Reputation: 5059
I have 4 files and would like to know elements which are non overlapping (per file) compared to the elements in other files.
File A
Vincy
ruby
rome
File B
Vincy
rome
Peter
File C
Vincy
Paul
alex
File D
Vincy
rocky
Willy
Any suggestion for one liner in perl, python, shell, bash. The expected output is:
File A: ruby
, File B: Peter
, File C: Paul
, Alex
File D: rocky
, Willy
.
Upvotes: 2
Views: 198
Reputation: 67900
Perl one-liner, readable version with comments:
perl -nlwe '
$a{$_}++; # count identical lines with hash
push @a, $_; # save lines in array
if (eof) { push @b,[$ARGV,@a]; @a=(); } # at eof save file name and lines
}{ # eskimo operator, executes rest of code at end of input files
for (@b) {
print shift @$_; # print file name
for (@$_) { print if $a{$_} == 1 }; # print unique lines
}
' file{A,B,C,D}.txt
Note: eof
is for each individual input file.
Copy/paste version:
perl -nlwe '$a{$_}++; push @a, $_; if (eof) { push @b,[$ARGV,@a]; @a=(); } }{ for (@b) { print shift @$_; for (@$_) { print if $a{$_} == 1 } }' file{A,B,C,D}.txt
Output:
filea.txt
ruby
fileb.txt
Peter
filec.txt
Paul
alex
filed.txt
rocky
Willy
Notes: This was trickier than expected, and I'm sure there's a way to make it prettier, but I'll post this for now and see if I can clean it up.
Upvotes: 1
Reputation: 5222
Edit after question clarified: Unique elements across all files, and the file in which it occurs:
cat File_A File_B File_C File_D |sort | uniq -u | while read line ; do file=`grep -l $line File*` ; echo "$file $line" ; done
Edit:
perly way of doing it, will be faster if the files are large:
#!/usr/bin/perl
use strict;
use autodie;
my $wordHash ;
foreach my $arg(@ARGV){
open(my $fh, "<", $arg);
while(<$fh>){
chomp;
$wordHash->{$_}->[0] ++;
push(@{$wordHash->{$_}->[1]}, $arg);
}
}
for my $word ( keys %$wordHash ){
if($wordHash->{$word}->[0] eq 1){
print $wordHash->{$_}->[1]->[0] . ": $word\n"
}
}
execute as: myscript.pl filea fileb filec ... filezz
stuff from before clarification: Easy enough with shell commands. Non repeating elements across all files
cat File_A File_B File_C File_D |sort | uniq -u
Unique elements across all files
cat File_A File_B File_C File_D |sort | uniq
Unique elements per file (edit thanks to @Dennis Williamson)

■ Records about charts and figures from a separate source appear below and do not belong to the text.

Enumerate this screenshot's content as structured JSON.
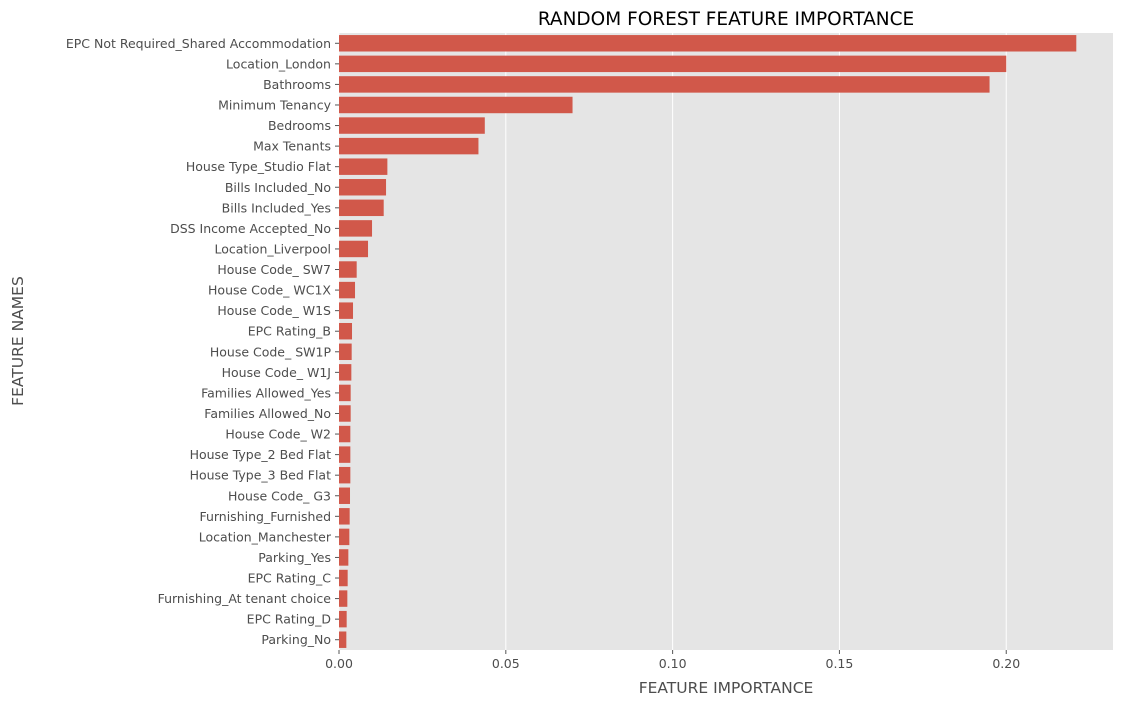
{
  "chart_data": {
    "type": "bar",
    "orientation": "horizontal",
    "title": "RANDOM FOREST FEATURE IMPORTANCE",
    "xlabel": "FEATURE IMPORTANCE",
    "ylabel": "FEATURE NAMES",
    "xlim": [
      0,
      0.232
    ],
    "xticks": [
      0.0,
      0.05,
      0.1,
      0.15,
      0.2
    ],
    "xtick_labels": [
      "0.00",
      "0.05",
      "0.10",
      "0.15",
      "0.20"
    ],
    "grid": true,
    "legend": "none",
    "bar_color": "#d1584a",
    "plot_background": "#e5e5e5",
    "grid_color": "#ffffff",
    "categories": [
      "EPC Not Required_Shared Accommodation",
      "Location_London",
      "Bathrooms",
      "Minimum Tenancy",
      "Bedrooms",
      "Max Tenants",
      "House Type_Studio Flat",
      "Bills Included_No",
      "Bills Included_Yes",
      "DSS Income Accepted_No",
      "Location_Liverpool",
      "House Code_ SW7",
      "House Code_ WC1X",
      "House Code_ W1S",
      "EPC Rating_B",
      "House Code_ SW1P",
      "House Code_ W1J",
      "Families Allowed_Yes",
      "Families Allowed_No",
      "House Code_ W2",
      "House Type_2 Bed Flat",
      "House Type_3 Bed Flat",
      "House Code_ G3",
      "Furnishing_Furnished",
      "Location_Manchester",
      "Parking_Yes",
      "EPC Rating_C",
      "Furnishing_At tenant choice",
      "EPC Rating_D",
      "Parking_No"
    ],
    "values": [
      0.221,
      0.2,
      0.195,
      0.07,
      0.0437,
      0.0418,
      0.0145,
      0.0141,
      0.0134,
      0.0099,
      0.0087,
      0.0053,
      0.0048,
      0.0042,
      0.0039,
      0.0038,
      0.0037,
      0.0035,
      0.0035,
      0.0034,
      0.0034,
      0.0034,
      0.0033,
      0.0032,
      0.0031,
      0.0028,
      0.0026,
      0.0025,
      0.0023,
      0.0022
    ]
  }
}
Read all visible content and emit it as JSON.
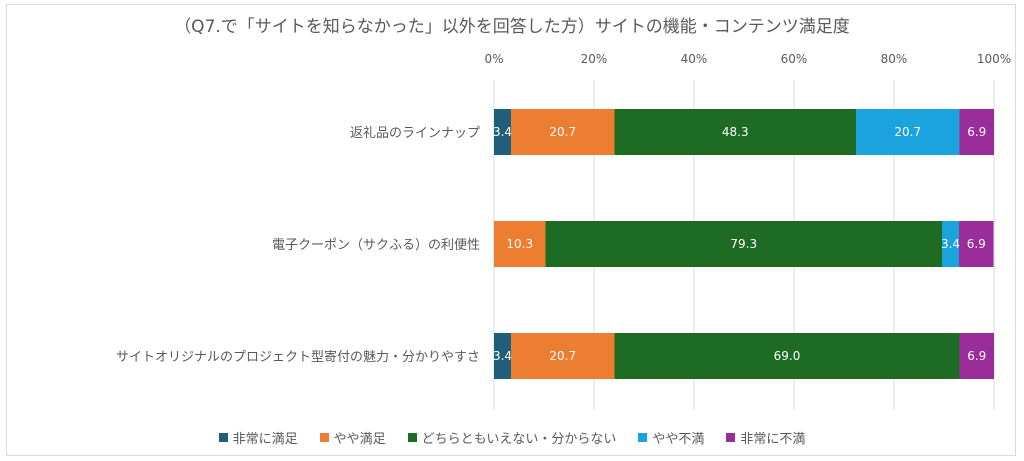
{
  "chart_data": {
    "type": "bar",
    "orientation": "horizontal",
    "stacked": "percent",
    "title": "（Q7.で「サイトを知らなかった」以外を回答した方）サイトの機能・コンテンツ満足度",
    "categories": [
      "返礼品のラインナップ",
      "電子クーポン（サクふる）の利便性",
      "サイトオリジナルのプロジェクト型寄付の魅力・分かりやすさ"
    ],
    "series": [
      {
        "name": "非常に満足",
        "color": "#1f5f7a",
        "values": [
          3.4,
          0,
          3.4
        ]
      },
      {
        "name": "やや満足",
        "color": "#ed7d31",
        "values": [
          20.7,
          10.3,
          20.7
        ]
      },
      {
        "name": "どちらともいえない・分からない",
        "color": "#1e6b24",
        "values": [
          48.3,
          79.3,
          69.0
        ]
      },
      {
        "name": "やや不満",
        "color": "#1aa3dc",
        "values": [
          20.7,
          3.4,
          0
        ]
      },
      {
        "name": "非常に不満",
        "color": "#9b2d9b",
        "values": [
          6.9,
          6.9,
          6.9
        ]
      }
    ],
    "data_labels": [
      [
        "3.4",
        "20.7",
        "48.3",
        "20.7",
        "6.9"
      ],
      [
        "",
        "10.3",
        "79.3",
        "3.4",
        "6.9"
      ],
      [
        "3.4",
        "20.7",
        "69.0",
        "",
        "6.9"
      ]
    ],
    "xlim": [
      0,
      100
    ],
    "xticks": [
      "0%",
      "20%",
      "40%",
      "60%",
      "80%",
      "100%"
    ],
    "grid": true,
    "legend_position": "bottom"
  }
}
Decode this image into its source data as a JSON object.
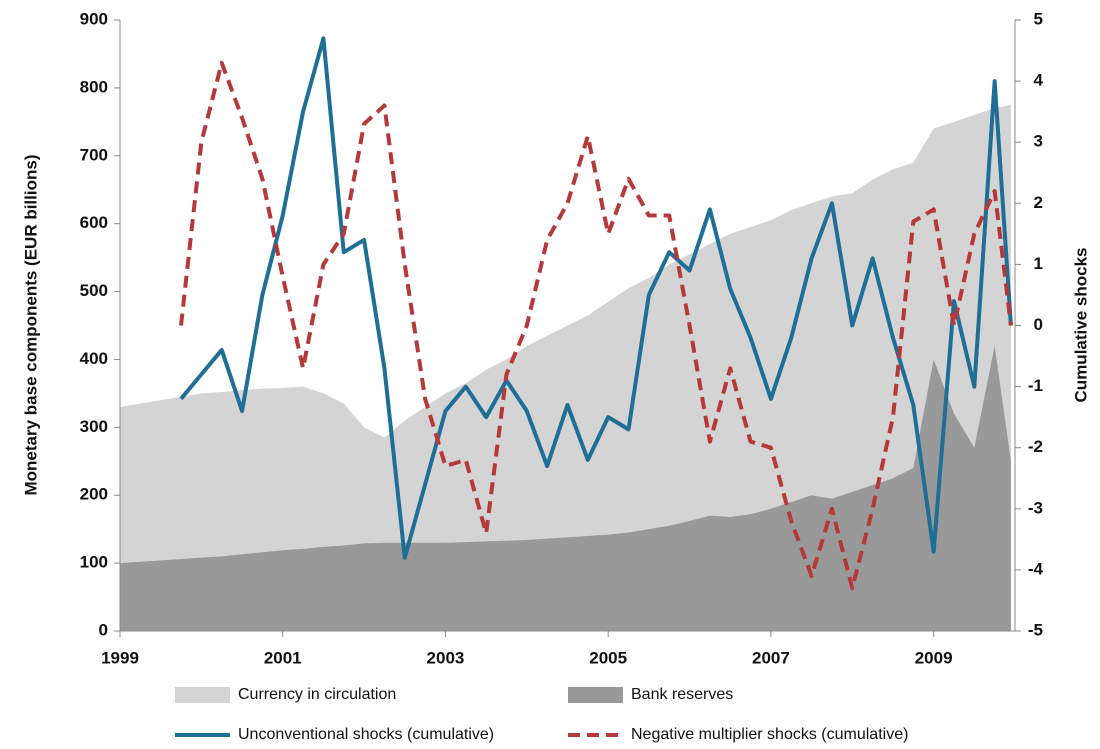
{
  "chart_data": {
    "type": "line",
    "ylabel": "Monetary base components (EUR billions)",
    "y2label": "Cumulative shocks",
    "x": [
      1999.0,
      1999.25,
      1999.5,
      1999.75,
      2000.0,
      2000.25,
      2000.5,
      2000.75,
      2001.0,
      2001.25,
      2001.5,
      2001.75,
      2002.0,
      2002.25,
      2002.5,
      2002.75,
      2003.0,
      2003.25,
      2003.5,
      2003.75,
      2004.0,
      2004.25,
      2004.5,
      2004.75,
      2005.0,
      2005.25,
      2005.5,
      2005.75,
      2006.0,
      2006.25,
      2006.5,
      2006.75,
      2007.0,
      2007.25,
      2007.5,
      2007.75,
      2008.0,
      2008.25,
      2008.5,
      2008.75,
      2009.0,
      2009.25,
      2009.5,
      2009.75,
      2009.95
    ],
    "xlim": [
      1999,
      2010
    ],
    "xticks": [
      1999,
      2001,
      2003,
      2005,
      2007,
      2009
    ],
    "ylim": [
      0,
      900
    ],
    "yticks": [
      0,
      100,
      200,
      300,
      400,
      500,
      600,
      700,
      800,
      900
    ],
    "y2lim": [
      -5,
      5
    ],
    "y2ticks": [
      -5,
      -4,
      -3,
      -2,
      -1,
      0,
      1,
      2,
      3,
      4,
      5
    ],
    "series": [
      {
        "name": "Currency in circulation",
        "style": "area",
        "color": "#d4d4d4",
        "values": [
          330,
          335,
          340,
          345,
          350,
          352,
          355,
          357,
          358,
          360,
          350,
          335,
          300,
          285,
          310,
          330,
          350,
          365,
          385,
          400,
          420,
          435,
          450,
          465,
          485,
          505,
          520,
          540,
          555,
          570,
          585,
          595,
          605,
          620,
          630,
          640,
          645,
          665,
          680,
          690,
          740,
          750,
          760,
          770,
          775
        ]
      },
      {
        "name": "Bank reserves",
        "style": "area",
        "color": "#999999",
        "values": [
          100,
          102,
          104,
          106,
          108,
          110,
          113,
          116,
          119,
          121,
          124,
          126,
          129,
          130,
          130,
          130,
          130,
          131,
          132,
          133,
          134,
          136,
          138,
          140,
          142,
          145,
          150,
          155,
          162,
          170,
          168,
          172,
          180,
          190,
          200,
          195,
          205,
          215,
          225,
          240,
          400,
          320,
          270,
          420,
          250
        ]
      },
      {
        "name": "Unconventional shocks (cumulative)",
        "style": "solid",
        "color": "#1f6e96",
        "axis": "y2",
        "values": [
          null,
          null,
          null,
          -1.2,
          -0.8,
          -0.4,
          -1.4,
          0.5,
          1.8,
          3.5,
          4.7,
          1.2,
          1.4,
          -0.7,
          -3.8,
          -2.6,
          -1.4,
          -1.0,
          -1.5,
          -0.9,
          -1.4,
          -2.3,
          -1.3,
          -2.2,
          -1.5,
          -1.7,
          0.5,
          1.2,
          0.9,
          1.9,
          0.6,
          -0.2,
          -1.2,
          -0.2,
          1.1,
          2.0,
          0.0,
          1.1,
          -0.2,
          -1.3,
          -3.7,
          0.4,
          -1.0,
          4.0,
          0.0
        ]
      },
      {
        "name": "Negative multiplier shocks (cumulative)",
        "style": "dashed",
        "color": "#b5393a",
        "axis": "y2",
        "values": [
          null,
          null,
          null,
          0.0,
          3.0,
          4.3,
          3.4,
          2.4,
          0.8,
          -0.7,
          1.0,
          1.5,
          3.3,
          3.6,
          1.0,
          -1.2,
          -2.3,
          -2.2,
          -3.4,
          -0.8,
          0.0,
          1.4,
          2.0,
          3.1,
          1.5,
          2.4,
          1.8,
          1.8,
          0.0,
          -1.9,
          -0.7,
          -1.9,
          -2.0,
          -3.2,
          -4.1,
          -3.0,
          -4.3,
          -3.0,
          -1.5,
          1.7,
          1.9,
          0.0,
          1.5,
          2.2,
          0.0
        ]
      }
    ]
  }
}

for line in File* ; do echo "working on $line" ; sort $line | uniq ; done
Upvotes: 10
Reputation: 88128
Here is a quick python script that will do what you ask over an arbitrary number of files:
from sys import argv
from collections import defaultdict
filenames = argv[1:]
X = defaultdict(list)
for f in filenames:
with open(f,'r') as FIN:
for word in FIN:
X[word.strip()].append(f)
for word in X:
if len(X[word])==1:
print "Filename: %s word: %s" % (X[word][0], word)
This gives:
Filename: D word: Willy
Filename: C word: alex
Filename: D word: rocky
Filename: C word: Paul
Filename: B word: Peter
Filename: A word: ruby
Upvotes: 4
Reputation: 59426
Hot needle:
import sys
inputs = {}
for inputFileName in sys.args[1:]:
with open(inputFileName, 'r') as inputFile:
inputs[inputFileName] = set([ line.strip() for line in inputFile ])
for inputFileName, inputSet in inputs.iteritems():
print inputFileName
result = inputSet
for otherInputFileName, otherInputSet in inputs.iteritems():
if otherInputFileName != inputFileName:
result -= otherInputSet
print result
Didn't try it though ;-)
Upvotes: 1